SALT LAKE CITY -- Some in downtown Salt Lake City love the idea of keeping Salt Lake City Public Libray's doors unlocked around the clock, but others say it would only attract more crime.
Tuesday night, the City Council took public comment to hear what residents think of the idea.
"The proposal is to go to a 24/7 for the library to serve people who are night owls, who may not be able to use library services during regular hours -- and I think there are a lot of those in our city," said Luke Garrott, the Vice Chair of the Salt Lake City Council.
If passed, the downtown Salt Lake City library, 210 E. 400 South, would be the first in the country, maybe the world, to become accessible at all hours.
"We'll be open to everyone, whether it's homeless youth, whether it's the homeless in general or whether it's an entrepreneur, a young family, a shift worker, a student who has to leave because the Marriott is closing -- we want to ensure that we provide an environment and services of the library to everyone," said John Spears, the executive director of library.
City Council members are saying yes to the proposal.
It would take more than $600,000 to keep the Library open 24/7 and half of the funding will come from private donors. However, not everyone is keen on the idea of having homeless people track through the open space at all hours of the night. On average, about 400 people a day without a home use the facility to stay warm.
"I strongly disagree opening the Library 24/7, with an expressed objective serving the homeless population, among others.

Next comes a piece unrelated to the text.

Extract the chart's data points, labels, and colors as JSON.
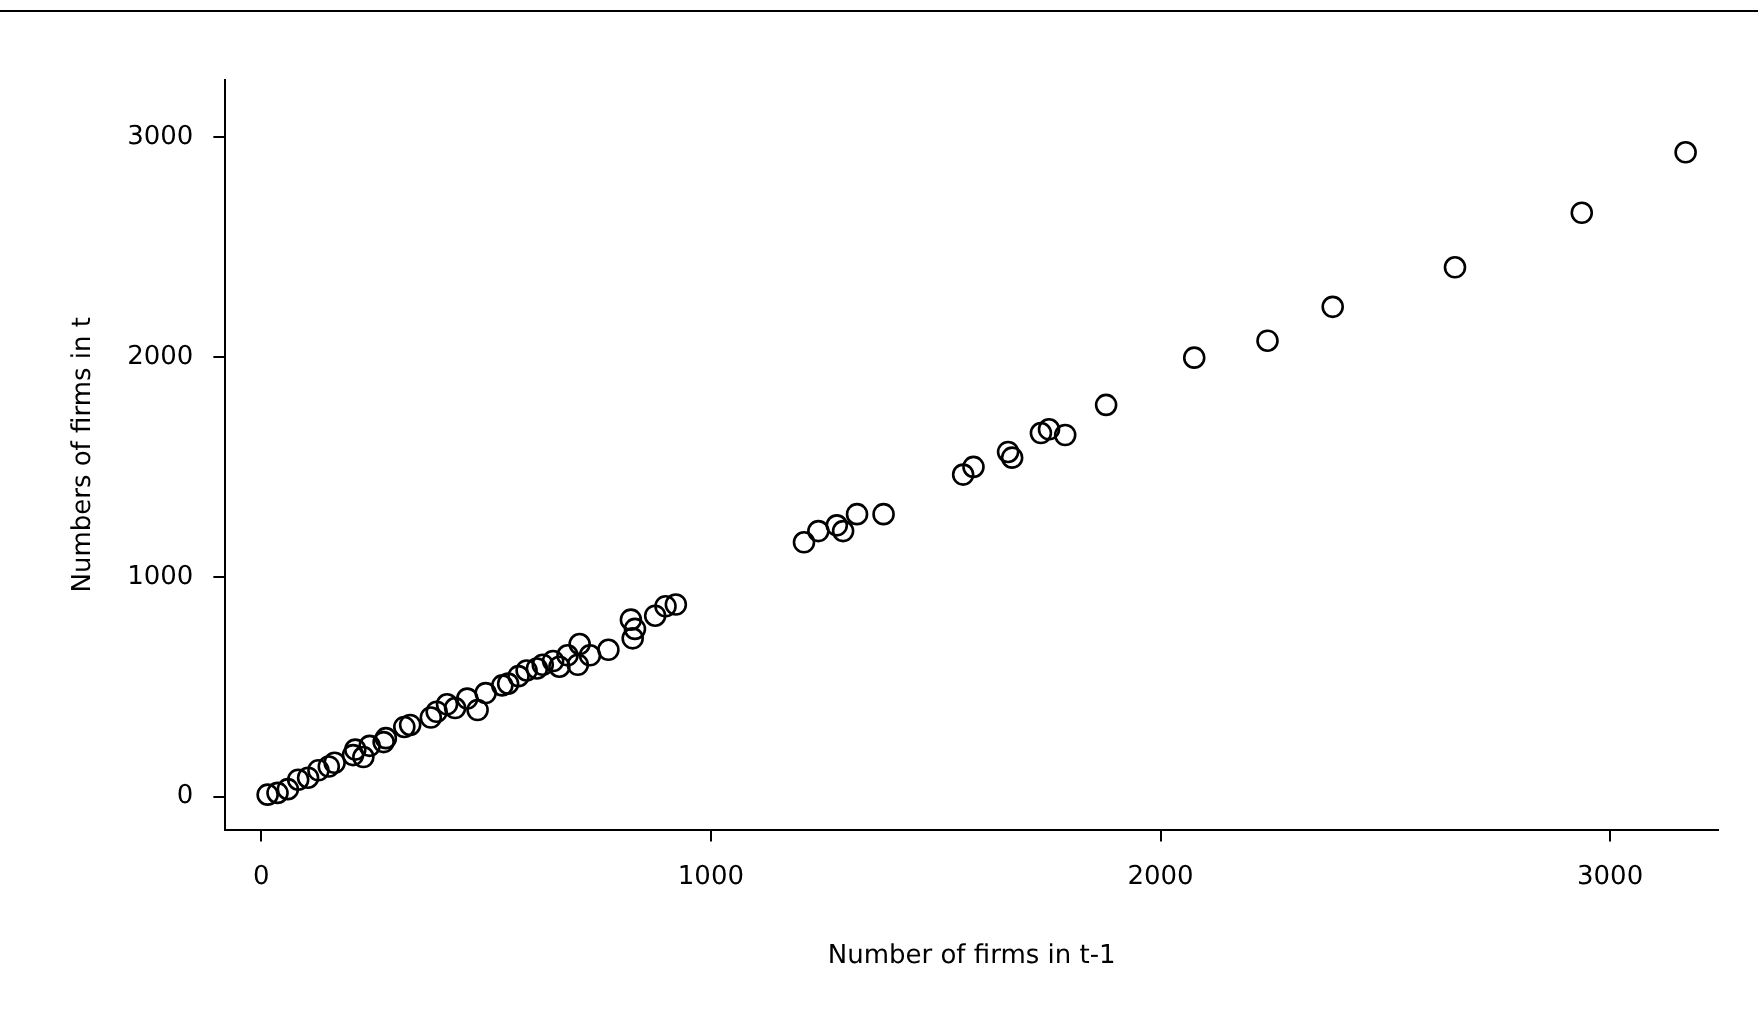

Opening the library would bring this neighborhood the unfortunate consequences of increased crime at night," said a Salt Lake City resident during the council meeting Tuesday night.
"My concerns are whether there has been sufficient public input on this question -- this Library board itself has only been pursuing this idea for about two months now, and I've only known about it for a couple of days, it seems like there's been very little time for true assessment of this project," said another resident.
The City Council is expected to vote on this Dec. 9.
Council Members say it would be a two-year pilot program.